Population Pharmacokinetics and Pharmacodynamics of Norvancomycin in Children With Malignant Hematological Disease

• Published in: Journal of clinical pharmacology Vol. 60; no. 9; p. 1220
• Main Authors: Wang, Jun, Li, Si-Chan, Ye, Qi, Gao, Liu-Liu, Nie, Ying-Ming, Xu, Hua, Wu, Mo, Cao, Peng, Wang, Yang
• Format: Journal Article
• Language: English
• Published: England 01.09.2020
• Subjects: norvancomycin; malignant hematological disease; children; pharmacodynamics; population pharmacokinetics
• ISSN: 1552-4604
• DOI: 10.1002/jcph.1618

Knowledge of pharmacokinetic (PK) behavior of norvancomycin (NVCM) in pediatric patients is lacking, which leads to empirical therapy in clinical practice. This study developed a population PK model of children aged 0-15 years; 112 opportunistic samples in total from 90 children were analyzed. The stability and prediction of the final model were evaluated by goodness-of-fit plots, nonparametric bootstrap, visual predictive check, and normalized prediction distribution errors. The PKs of NVCM in children was described by a 2-compartment model with first-order elimination along with body weight and estimated glomerular filtration rate as significant covariates on clearance.
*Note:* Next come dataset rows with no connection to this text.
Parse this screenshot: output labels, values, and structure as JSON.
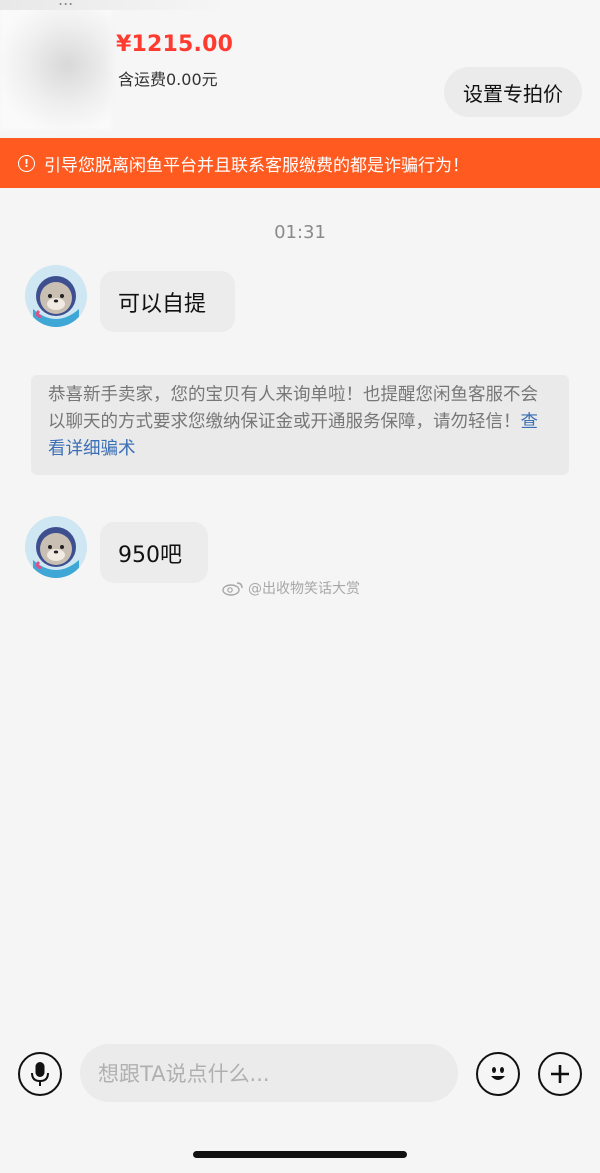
{
  "product": {
    "cut_text": "...",
    "price": "¥1215.00",
    "shipping": "含运费0.00元",
    "set_price_button": "设置专拍价"
  },
  "warning": {
    "icon": "info-circle-icon",
    "text": "引导您脱离闲鱼平台并且联系客服缴费的都是诈骗行为！",
    "color": "#ff5a1f"
  },
  "chat": {
    "timestamp": "01:31",
    "messages": [
      {
        "text": "可以自提"
      },
      {
        "text": "950吧"
      }
    ],
    "notice": {
      "text": "恭喜新手卖家，您的宝贝有人来询单啦！也提醒您闲鱼客服不会以聊天的方式要求您缴纳保证金或开通服务保障，请勿轻信！",
      "link": "查看详细骗术"
    },
    "watermark": "@出收物笑话大赏"
  },
  "input_bar": {
    "placeholder": "想跟TA说点什么..."
  }
}
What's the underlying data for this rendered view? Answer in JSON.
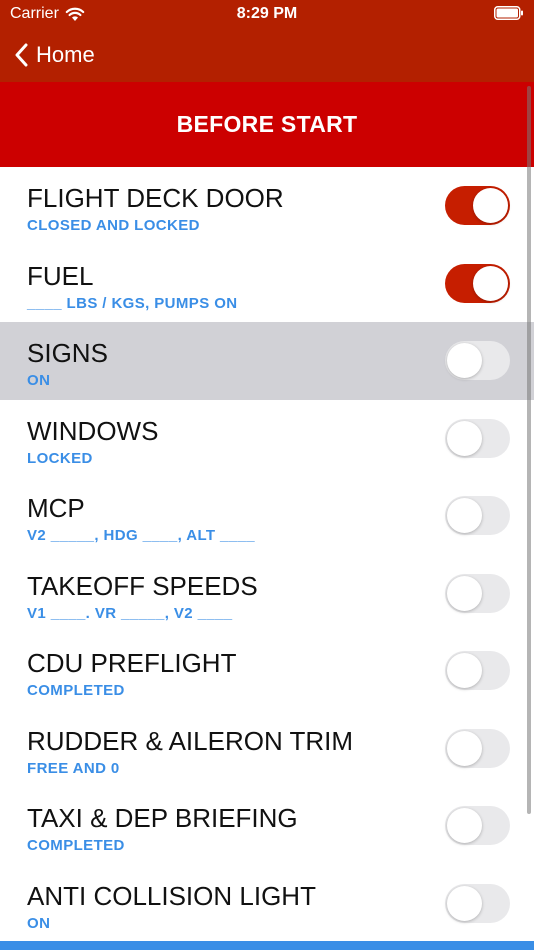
{
  "status_bar": {
    "carrier": "Carrier",
    "time": "8:29 PM",
    "icons": [
      "wifi-icon",
      "battery-icon"
    ]
  },
  "nav": {
    "back_label": "Home",
    "back_icon": "chevron-left-icon"
  },
  "section": {
    "title": "BEFORE START"
  },
  "colors": {
    "nav_bar": "#b32000",
    "section_header": "#cc0000",
    "toggle_on": "#c61e00",
    "subtitle": "#3a8ee6",
    "highlight_row": "#d1d1d6"
  },
  "items": [
    {
      "title": "FLIGHT DECK DOOR",
      "subtitle": "CLOSED AND LOCKED",
      "checked": true
    },
    {
      "title": "FUEL",
      "subtitle": "____ LBS / KGS, PUMPS ON",
      "checked": true
    },
    {
      "title": "SIGNS",
      "subtitle": "ON",
      "checked": false,
      "highlighted": true
    },
    {
      "title": "WINDOWS",
      "subtitle": "LOCKED",
      "checked": false
    },
    {
      "title": "MCP",
      "subtitle": "V2 _____, HDG ____, ALT ____",
      "checked": false
    },
    {
      "title": "TAKEOFF SPEEDS",
      "subtitle": "V1 ____. VR _____, V2 ____",
      "checked": false
    },
    {
      "title": "CDU PREFLIGHT",
      "subtitle": "COMPLETED",
      "checked": false
    },
    {
      "title": "RUDDER & AILERON TRIM",
      "subtitle": "FREE AND 0",
      "checked": false
    },
    {
      "title": "TAXI & DEP BRIEFING",
      "subtitle": "COMPLETED",
      "checked": false
    },
    {
      "title": "ANTI COLLISION LIGHT",
      "subtitle": "ON",
      "checked": false
    }
  ]
}
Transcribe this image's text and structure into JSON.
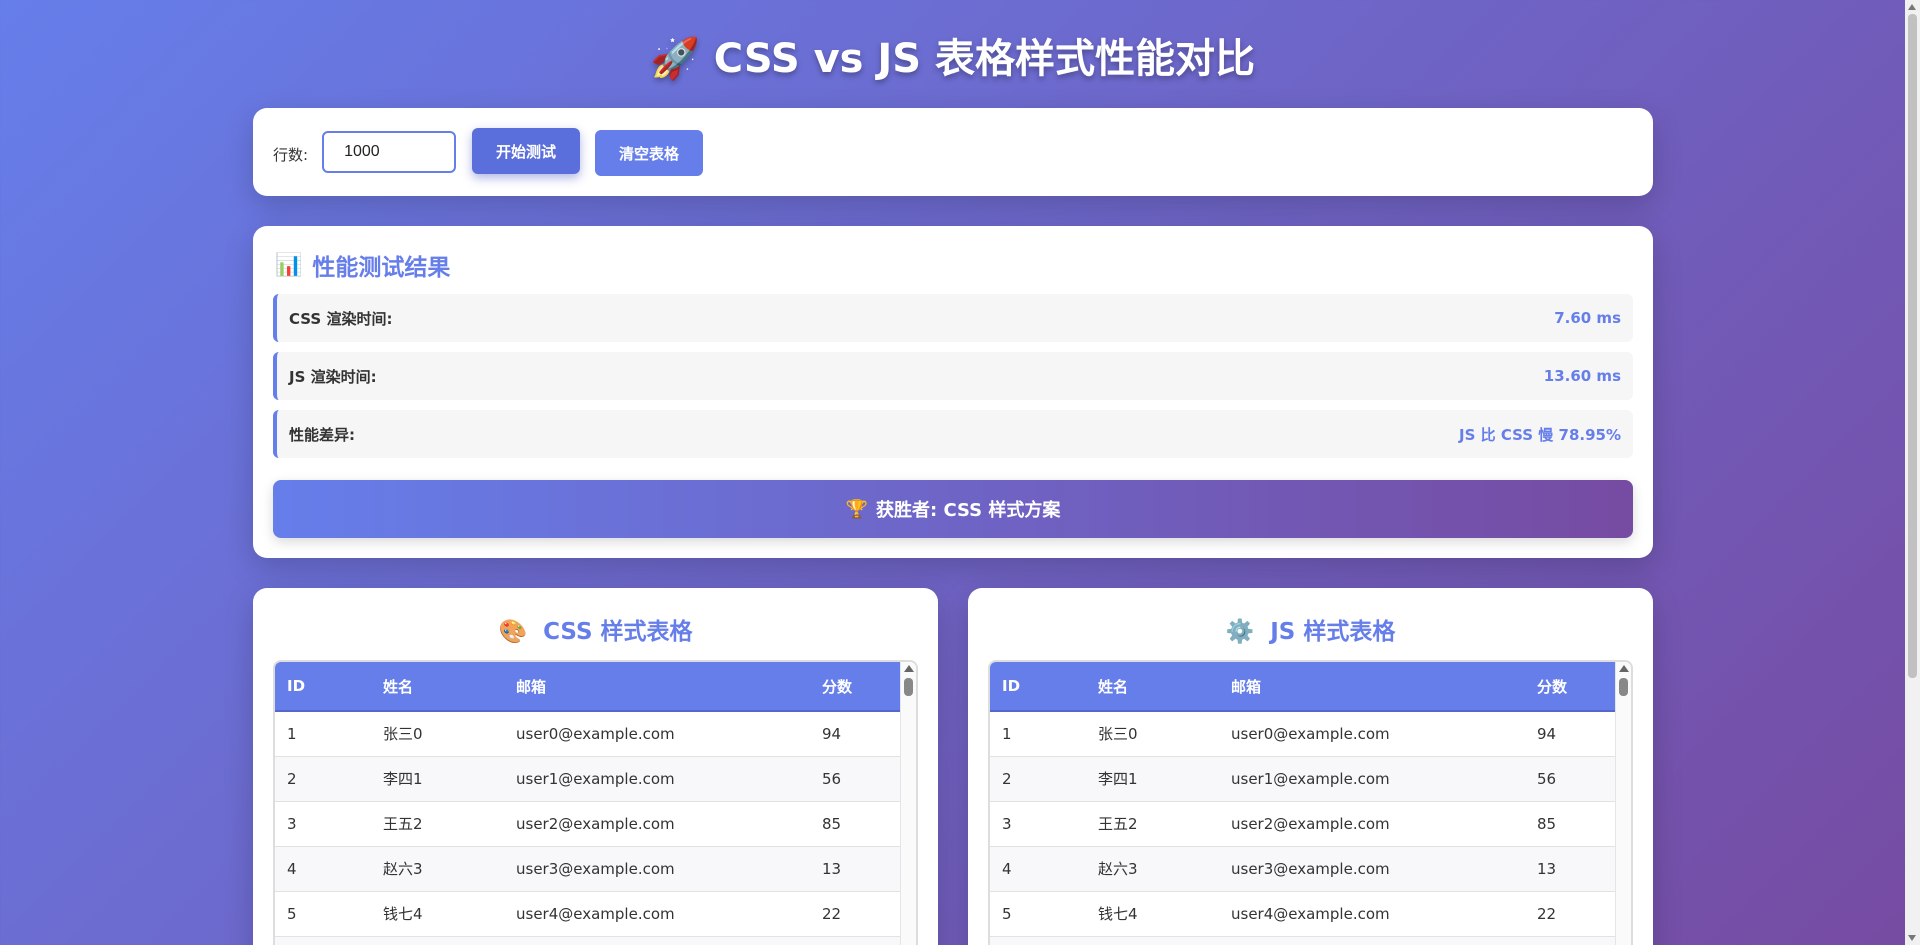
{
  "header": {
    "icon": "rocket-icon",
    "icon_glyph": "🚀",
    "title": "CSS vs JS 表格样式性能对比"
  },
  "controls": {
    "rows_label": "行数:",
    "rows_value": "1000",
    "start_label": "开始测试",
    "clear_label": "清空表格"
  },
  "results": {
    "icon": "bar-chart-icon",
    "icon_glyph": "📊",
    "title": "性能测试结果",
    "metrics": [
      {
        "label": "CSS 渲染时间:",
        "value": "7.60 ms"
      },
      {
        "label": "JS 渲染时间:",
        "value": "13.60 ms"
      },
      {
        "label": "性能差异:",
        "value": "JS 比 CSS 慢 78.95%"
      }
    ],
    "winner_icon": "trophy-icon",
    "winner_glyph": "🏆",
    "winner_text": "获胜者: CSS 样式方案"
  },
  "css_table": {
    "icon": "palette-icon",
    "icon_glyph": "🎨",
    "title": "CSS 样式表格",
    "columns": [
      "ID",
      "姓名",
      "邮箱",
      "分数"
    ],
    "rows": [
      [
        "1",
        "张三0",
        "user0@example.com",
        "94"
      ],
      [
        "2",
        "李四1",
        "user1@example.com",
        "56"
      ],
      [
        "3",
        "王五2",
        "user2@example.com",
        "85"
      ],
      [
        "4",
        "赵六3",
        "user3@example.com",
        "13"
      ],
      [
        "5",
        "钱七4",
        "user4@example.com",
        "22"
      ]
    ]
  },
  "js_table": {
    "icon": "gear-icon",
    "icon_glyph": "⚙️",
    "title": "JS 样式表格",
    "columns": [
      "ID",
      "姓名",
      "邮箱",
      "分数"
    ],
    "rows": [
      [
        "1",
        "张三0",
        "user0@example.com",
        "94"
      ],
      [
        "2",
        "李四1",
        "user1@example.com",
        "56"
      ],
      [
        "3",
        "王五2",
        "user2@example.com",
        "85"
      ],
      [
        "4",
        "赵六3",
        "user3@example.com",
        "13"
      ],
      [
        "5",
        "钱七4",
        "user4@example.com",
        "22"
      ]
    ]
  },
  "colors": {
    "accent": "#667eea",
    "gradient_end": "#764ba2"
  }
}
The population typical values of the PK parameters were as follows: clearance 0.12 L/kg/h, central compartment distribution volume 0.17 L/kg, peripheral compartment distribution volume 0.38 L/kg, and intercompartmental clearance 0.35 L/kg/h. Logistic analysis showed that the ratio of area under the concentration-time curve over 24 hours (AUC ) to minimum inhibitory concentration (MIC) had the strongest correlation with clinical efficacy, and at least 80% clinical efficiency could be achieved when AUC /MIC ≥ 221.06 was defined as the target. Monte Carlo simulation results suggested that a higher dose was required for this pediatric population in order to reach the target. The dosing regimen was optimized based on the final model. A population PK model of NVCM was first characterized in children with hematologic malignancy, and an evidence-based approach for NVCM dosage individualization was provided.